There is justifiable consternation that S.S. Rajamouli's Indian action epic "RRR" failed to crack the 10-film-deep Best Picture category, but the majority of Academy voters aren't accustomed to the non-stop, go-for-broke ravishments of Indian cinema. It's been a longstanding shame that Bollywood movies are almost completely relegated to their own awards arena (unless they're Western-ized like Danny Boyle's "Slumdog Millionaire"), but now that "RRR" has a Best Original Song nomination for the glorious "Naatu Naatu," it's going to be impossible to deny the sensory-overloading joy of these movies (particularly those directed by Rajamouli). If "Naatu Naatu" doesn't win the Oscar, it's because people didn't watch "RRR." At all. Because you'd have to be dead inside to turn off "RRR" once you've started it.

Another unexpected triumph is Andrea Riseborough's Best Actress nomination for her portrayal of an alcoholic single mother in "To Leslie." The film had been mostly overlooked during awards season — it barely received a theatrical release from Momentum Pictures — until Riseborough scored an Independent Spirit nomination. Thanks to praise from fellow performers like Kate Winslet and Cate Blanchett, along with a last-second "grassroots" campaign, Riseborough was able to nudge out more high profile contenders like Viola Davis ("The Woman King") and Danielle Deadwyler ("Till") for a spot in the final five. While it's a bummer that these two hugely deserving performers were left out in the cold (particularly Deadwyler, who's never been nominated), anyone who can upset the conventional wisdom that awards finalists are a foregone conclusion by November is a hero in my book.

Whither The Woman King?

Aside from Deadwyler missing out on a Best Actress nod, the only major disappointments were Park Chan-wook's superb "Decision to Leave" getting excluded from the ever unpredictable International Feature Film category, and Gina Prince-Bythewood's immensely satisfying "The Woman King" failing to earn a single nomination. The latter is particularly surprising given its mainstream appeal and box-office success. It felt like a sure-fire Oscar movie from jump. I've seen some pundits suggest that it was too entertaining, but that theory falls completely apart with the Best Picture nomination of "Top Gun: Maverick." In any event, Prince-Bythewood's day will come (and while we're waiting, you should check out her wonderful "Love & Basketball" and "Beyond the Lights" if you've never seen them).

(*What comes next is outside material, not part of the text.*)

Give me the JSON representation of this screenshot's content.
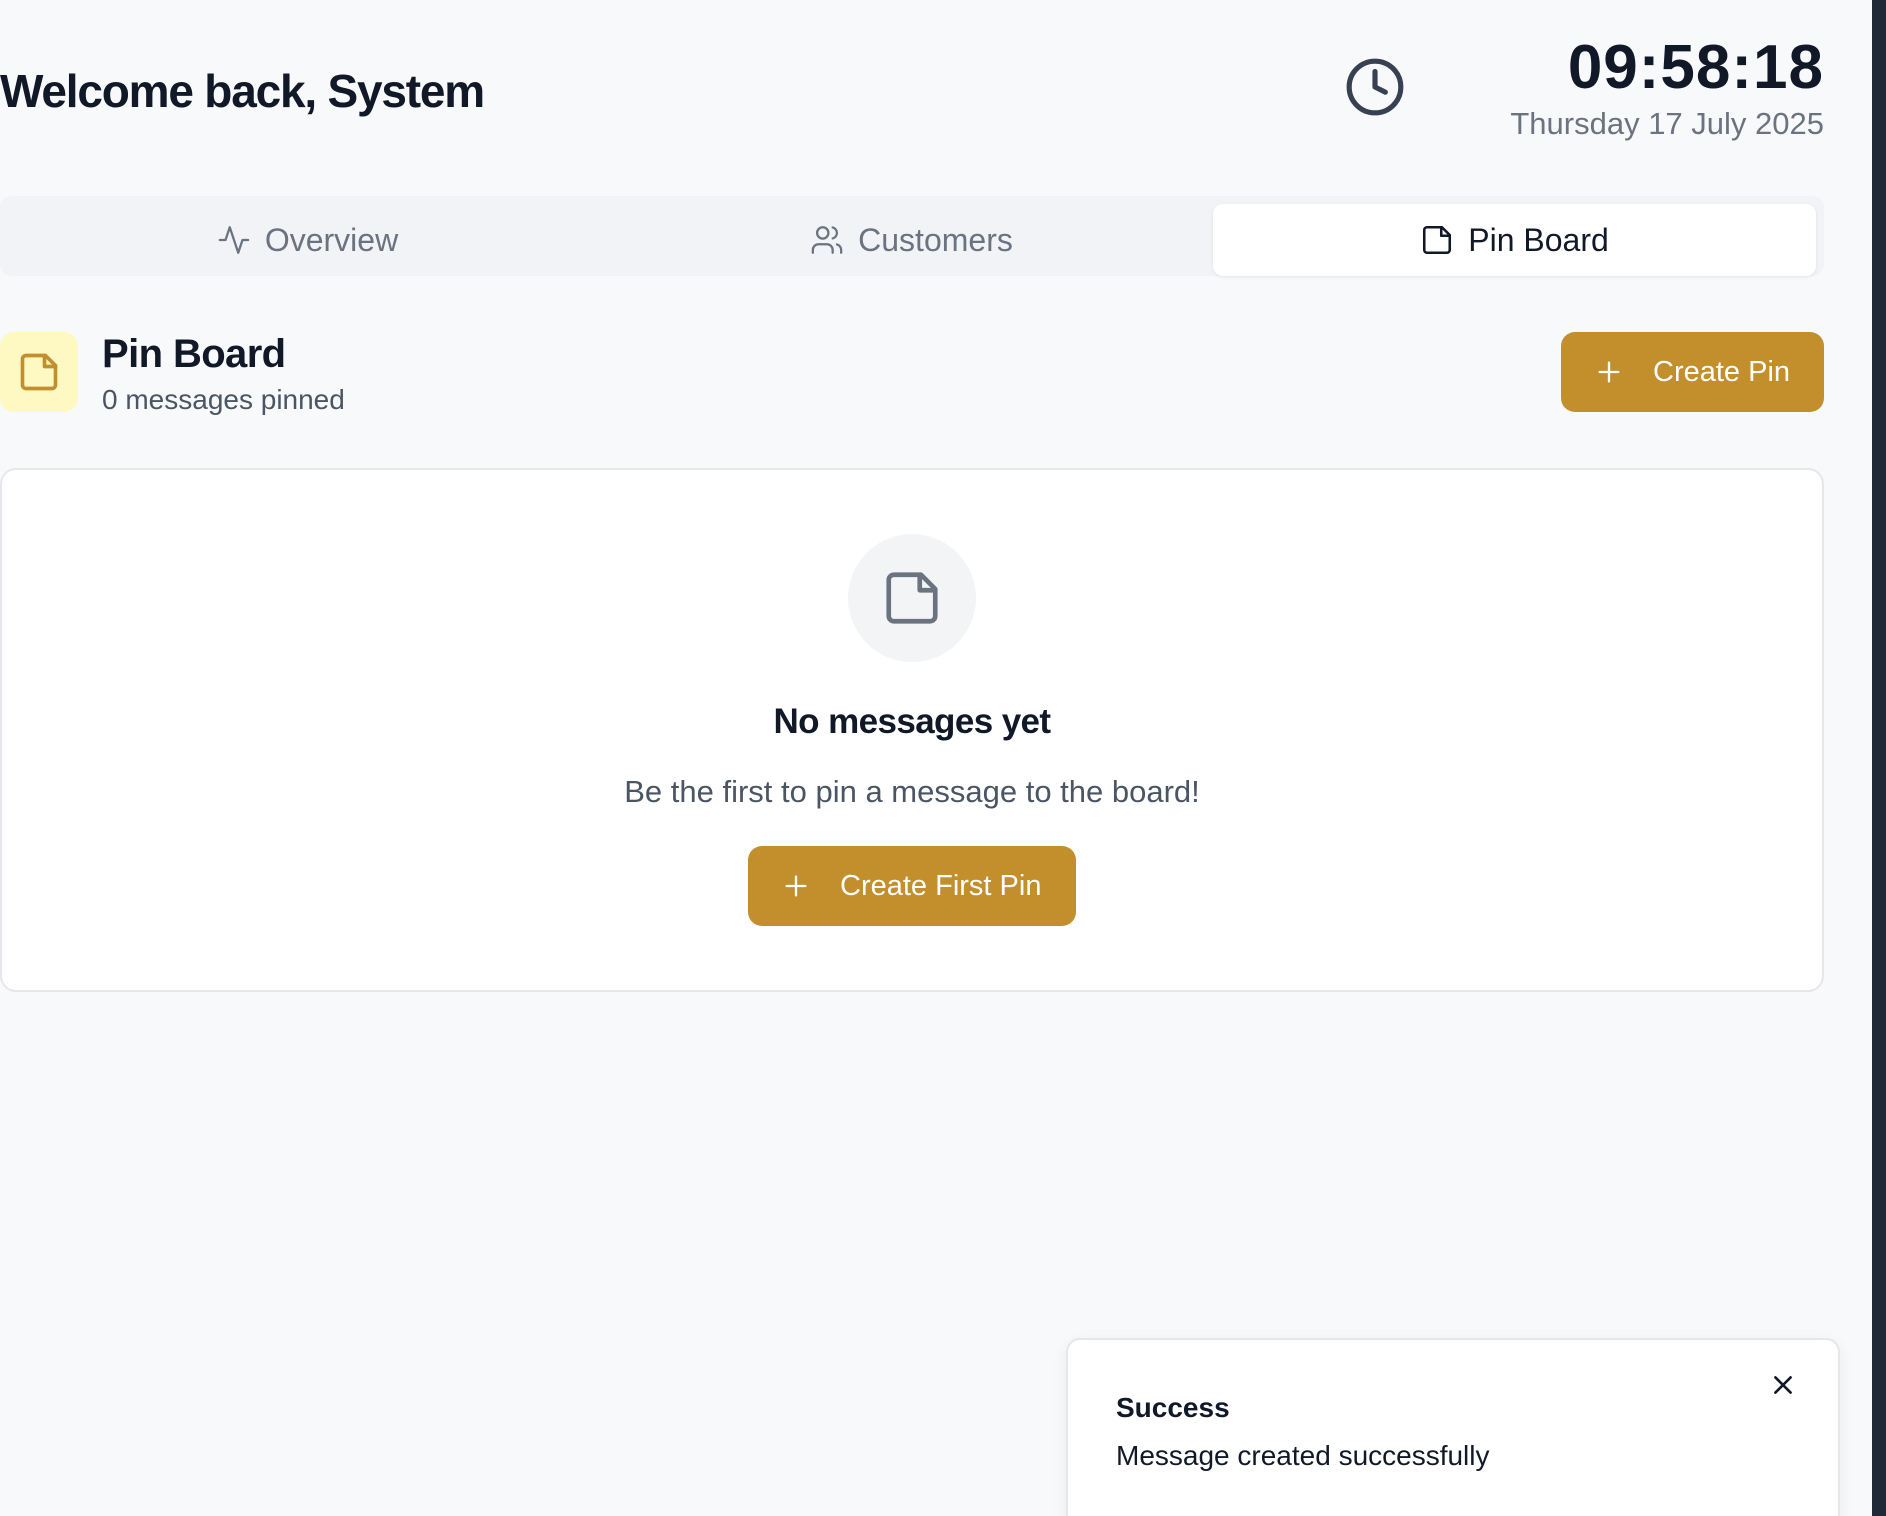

And while I think Darren Aronofsky is a world-class filmmaker when he's on his game (as he was with 2017's "mother!"), "The Whale" was a baffling whiff. I'm relieved that the stiffly-written, stagily-directed awards wannabe couldn't crack the Picture, Director and Adapted Screenplay categories.

The worst I can say about the 2023 Oscar nominations is that they were mostly to form. The pundits' predictions were spot-on, but, then again, there wasn't much room for error. That's fine, but it's also not a lot of fun. We need more Riseboroughs and "RRR"s. Now that we know there's room for them in the Oscar derby, there's no excuse to not continue pushing the boundaries.